We recommend that self-completion-based surveys either include extra clarifying text, or opportunities to directly interact with participants, to address the following issues:

  • Route to diagnosis – researchers should accommodate the uncertainty over emergency/A&E presentations versus diagnoses via primary care routes. There are scenarios (such as GP referral to A&E) which can lead to lack of clarity, and methodological guidance on this key issue is emerging [15]. Steps should also be taken to reduce ambiguity over what constitutes ‘screening’. While health care providers can readily identify a screening route to diagnosis, patients may not appreciate the difference between a screening and diagnostic examination – particularly, for example, if they had symptoms at the time of taking a screening test. There are also international differences in the ways terms such as ‘screening’ and ‘early diagnosis’ are interpreted

  • Main symptom prompting action – there may not be single symptom – and the symptom(s) may be vague or intermittent. Indeed, one ‘main symptom’ may be replaced by another.

  • Date of first presentation – diagnostic journeys are often non-linear, and a ‘true’ date of first presentation may be hidden amongst other pre-diagnostic activity. In some cases it may not be possible to identify a single consultation representing ‘first presentation’ – in which case a pragmatic but transparent approach might be needed to identify a ‘date of best fit’.

  • Extent of pre-diagnostic activity – in many cases this can be too much to recall; ideally prompts should be used to categorise this activity

  • Date of referral – there should be clarity over what the referral was for – the Aarhus statement recommends transfer of care to specialist services, rather than referral for diagnostic investigations [5]. In gatekeeper systems we seek to define this date as it represents the end of the primary care interval – but caution is needed; as our patient and GP respondents indicate, there isn’t necessarily a distinct time-point at which care transfers from primary to secondary care.
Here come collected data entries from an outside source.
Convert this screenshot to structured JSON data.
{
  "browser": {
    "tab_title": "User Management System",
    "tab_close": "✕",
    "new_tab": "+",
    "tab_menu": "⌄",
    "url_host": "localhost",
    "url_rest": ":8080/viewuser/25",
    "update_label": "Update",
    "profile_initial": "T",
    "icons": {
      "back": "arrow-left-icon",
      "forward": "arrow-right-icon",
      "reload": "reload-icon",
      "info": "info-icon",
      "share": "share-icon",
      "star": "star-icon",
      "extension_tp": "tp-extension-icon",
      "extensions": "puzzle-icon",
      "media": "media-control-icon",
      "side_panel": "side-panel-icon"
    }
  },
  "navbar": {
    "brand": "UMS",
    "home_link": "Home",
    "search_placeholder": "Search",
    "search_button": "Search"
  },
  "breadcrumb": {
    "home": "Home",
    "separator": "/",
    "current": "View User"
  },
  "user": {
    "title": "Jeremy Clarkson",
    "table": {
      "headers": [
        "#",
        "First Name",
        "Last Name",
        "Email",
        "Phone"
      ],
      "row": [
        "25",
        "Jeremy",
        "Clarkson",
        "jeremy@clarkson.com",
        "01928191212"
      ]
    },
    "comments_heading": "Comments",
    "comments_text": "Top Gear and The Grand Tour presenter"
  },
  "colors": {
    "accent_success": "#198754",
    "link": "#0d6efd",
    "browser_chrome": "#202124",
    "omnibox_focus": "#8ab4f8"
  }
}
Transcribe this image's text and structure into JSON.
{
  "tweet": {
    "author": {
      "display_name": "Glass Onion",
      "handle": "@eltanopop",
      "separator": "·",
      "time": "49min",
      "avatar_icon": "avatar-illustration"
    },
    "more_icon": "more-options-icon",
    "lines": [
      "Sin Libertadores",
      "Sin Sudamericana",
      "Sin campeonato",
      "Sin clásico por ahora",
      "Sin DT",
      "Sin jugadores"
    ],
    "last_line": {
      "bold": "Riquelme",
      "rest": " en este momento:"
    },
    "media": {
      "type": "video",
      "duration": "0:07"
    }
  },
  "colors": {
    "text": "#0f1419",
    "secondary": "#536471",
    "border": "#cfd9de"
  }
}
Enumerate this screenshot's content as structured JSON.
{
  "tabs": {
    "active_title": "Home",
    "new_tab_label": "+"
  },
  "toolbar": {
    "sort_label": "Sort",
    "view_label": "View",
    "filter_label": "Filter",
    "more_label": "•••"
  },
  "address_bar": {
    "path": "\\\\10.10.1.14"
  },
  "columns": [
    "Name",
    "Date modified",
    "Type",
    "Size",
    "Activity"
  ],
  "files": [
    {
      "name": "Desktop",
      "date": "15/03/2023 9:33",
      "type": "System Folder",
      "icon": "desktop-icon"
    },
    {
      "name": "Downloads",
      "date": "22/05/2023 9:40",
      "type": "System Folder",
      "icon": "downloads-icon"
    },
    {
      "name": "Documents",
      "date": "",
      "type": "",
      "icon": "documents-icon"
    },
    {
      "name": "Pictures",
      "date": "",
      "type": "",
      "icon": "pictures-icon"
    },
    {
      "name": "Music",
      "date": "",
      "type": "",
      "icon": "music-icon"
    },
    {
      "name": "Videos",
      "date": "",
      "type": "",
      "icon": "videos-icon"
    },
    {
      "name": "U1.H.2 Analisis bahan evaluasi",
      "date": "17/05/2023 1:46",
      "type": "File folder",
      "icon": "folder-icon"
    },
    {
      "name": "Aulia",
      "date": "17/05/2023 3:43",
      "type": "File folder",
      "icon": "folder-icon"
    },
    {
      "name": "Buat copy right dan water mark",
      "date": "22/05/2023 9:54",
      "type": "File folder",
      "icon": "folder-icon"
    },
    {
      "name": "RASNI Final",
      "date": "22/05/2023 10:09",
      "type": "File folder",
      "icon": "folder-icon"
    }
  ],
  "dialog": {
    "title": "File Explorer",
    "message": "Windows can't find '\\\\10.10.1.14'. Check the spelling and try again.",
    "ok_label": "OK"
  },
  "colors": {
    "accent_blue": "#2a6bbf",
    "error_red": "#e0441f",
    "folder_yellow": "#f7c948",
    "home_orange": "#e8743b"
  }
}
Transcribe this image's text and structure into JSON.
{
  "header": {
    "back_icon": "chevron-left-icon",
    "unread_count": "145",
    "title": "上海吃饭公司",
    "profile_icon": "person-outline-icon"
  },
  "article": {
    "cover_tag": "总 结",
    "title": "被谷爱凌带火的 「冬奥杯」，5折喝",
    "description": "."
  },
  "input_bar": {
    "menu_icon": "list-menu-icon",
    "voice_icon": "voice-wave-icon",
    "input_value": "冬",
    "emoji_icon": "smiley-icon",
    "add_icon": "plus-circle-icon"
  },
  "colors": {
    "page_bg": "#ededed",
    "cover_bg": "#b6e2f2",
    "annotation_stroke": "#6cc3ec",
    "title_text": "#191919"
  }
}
There may be an ‘overlapping’ period of shared responsibility.

  • Date of diagnosis – our study illustrates differing perceptions amongst patients and GPs, and these need to be recognised when interpreting responses. Patients appear to consistently view this date as the time they were made aware of their diagnosis – this may be substantially different to the date of histological confirmation.

Conclusions

Measuring routes and time intervals in cancer diagnostic pathways is a complex task. In the past there has been little methodological rigour in studies reporting diagnostic intervals. While the Aarhus Statement has helped to standardise approaches, there are still significant challenges in developing methods of enquiry which elicit valid responses. This study highlights many of the areas where ED researchers need to be especially cautious in measuring time-points and interpreting responses. While the results of the study give an important steer on questionnaire wording, it should be acknowledged that measuring complex routes to diagnosis with self-completion questionnaires requires caution, and steps should be taken to increase clarity of responses wherever possible. A further option is to use more than one data source to enable ‘triangulation’ of responses – although this will likely entail further cost and burden. Our recommendations are designed to complement those in the Aarhus Statement, and should assist CDRs in developing improved survey instruments – and in interpreting the data those instruments generate.